Un cuisinier lettré, plus qu'il n'est ordinaire,
Quitte, un jour, ses fourneaux et court au cabaret ;
Fidèle observateur d'un triste anniversaire,
Par des libations témoignant son regret,
Il y voulait pleurer la mort de son compère.
Du reste, il donnait charge au matou du logis
De garantir les mets de la dent des souris.
Mais, au retour, douleur extrême !
Que voit-il ? Sur le sol ses pâtés en débris,
Et, dans un coin, Vaska lui-même,
Qui, filant son ronron dans un calme complet,
Blotti près un tonneau, détroussait un poulet !
« Goinfre ! » s'écria-t-il, confus de ce mécompte.
Et, se posant pour faire en chat un beau discours,
« Ah ! qu'à défaut des gens, ces murs te fassent honte !
(Vaska ne disait mot et grignotait toujours.
Fi ! toi qui, si longtemps fidèle,
Parmi les chats d’élite à bon droit fus cité,
Toi qui, pour ta sobriété,
Aux chats désordonnés pus servir de modèle,
C(est toi qui viens !... Honte et malheur !
Désormais les voisins pourront me dire en face :
- « Vaska n'est qu'un pendard ! Vaska n'est qu'un voleur !

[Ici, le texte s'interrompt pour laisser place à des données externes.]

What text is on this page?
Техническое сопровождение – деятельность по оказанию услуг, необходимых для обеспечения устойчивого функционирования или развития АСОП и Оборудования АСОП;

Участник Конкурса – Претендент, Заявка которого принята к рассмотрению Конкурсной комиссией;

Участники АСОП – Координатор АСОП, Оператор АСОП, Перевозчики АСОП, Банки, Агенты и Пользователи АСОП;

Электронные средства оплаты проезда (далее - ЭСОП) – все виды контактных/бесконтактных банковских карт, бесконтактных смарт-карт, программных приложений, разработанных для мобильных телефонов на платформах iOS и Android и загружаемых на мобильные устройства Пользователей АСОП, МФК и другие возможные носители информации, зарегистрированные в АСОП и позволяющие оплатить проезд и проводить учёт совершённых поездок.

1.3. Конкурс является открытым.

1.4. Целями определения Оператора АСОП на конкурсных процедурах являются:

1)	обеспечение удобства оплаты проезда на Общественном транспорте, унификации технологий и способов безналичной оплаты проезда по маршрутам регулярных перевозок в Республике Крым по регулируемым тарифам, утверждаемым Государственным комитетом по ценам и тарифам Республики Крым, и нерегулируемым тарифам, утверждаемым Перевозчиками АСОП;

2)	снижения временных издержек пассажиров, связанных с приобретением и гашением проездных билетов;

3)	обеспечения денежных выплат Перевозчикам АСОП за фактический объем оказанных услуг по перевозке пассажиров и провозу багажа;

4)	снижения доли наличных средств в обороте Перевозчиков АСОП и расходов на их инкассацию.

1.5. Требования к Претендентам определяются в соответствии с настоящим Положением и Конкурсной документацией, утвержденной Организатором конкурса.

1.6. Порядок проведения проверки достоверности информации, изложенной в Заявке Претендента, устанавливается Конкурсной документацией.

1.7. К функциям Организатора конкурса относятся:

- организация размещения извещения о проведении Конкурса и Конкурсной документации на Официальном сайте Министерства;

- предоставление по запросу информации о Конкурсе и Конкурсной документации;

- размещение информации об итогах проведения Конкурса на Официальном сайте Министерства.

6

Ce Vaska, sans larder, il faudra qu’on le chasse
De la cuisine et du logis,
Comme on repousse un loup vorace
Du toit paisible des brebis !
C'est un fléau, c'est une peste,
Oui, pour le voisinage un mal contagieux !
Mon Vaska, sans souci du reste,
Écoutait assez bien, mais mangeait encor mieux.

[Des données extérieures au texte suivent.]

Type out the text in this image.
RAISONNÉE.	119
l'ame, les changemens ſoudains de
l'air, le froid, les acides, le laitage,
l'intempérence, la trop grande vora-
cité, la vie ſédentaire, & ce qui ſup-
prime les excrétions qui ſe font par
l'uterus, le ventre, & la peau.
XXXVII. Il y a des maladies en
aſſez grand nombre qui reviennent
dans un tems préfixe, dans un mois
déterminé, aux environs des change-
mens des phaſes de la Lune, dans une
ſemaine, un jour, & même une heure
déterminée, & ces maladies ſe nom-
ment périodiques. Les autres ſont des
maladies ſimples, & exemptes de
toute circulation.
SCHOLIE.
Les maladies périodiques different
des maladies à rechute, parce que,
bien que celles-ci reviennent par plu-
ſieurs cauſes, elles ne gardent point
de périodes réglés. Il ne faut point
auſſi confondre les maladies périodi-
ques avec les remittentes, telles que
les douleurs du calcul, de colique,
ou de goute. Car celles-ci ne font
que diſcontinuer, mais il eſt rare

Notre orateur s’entête encore
A prêcher sa morale à ce chat perverti ;
Qu'arrive-t-il ? Tandis qu’à loisir il pérore,
Vaska tout à son aise a mangé son rôti !
Si d'autres cuisiniers venaient à non école,
Je leur conseillerais de graver sur leur mur :
« Quand sévir est utile, à quoi sert la parole ?
Agir est plus court et plus sûr. »
Note de l'auteur : Vaska, diminutif de Vassili (Basile), est le nom donné en général au chat par les gens du peuple.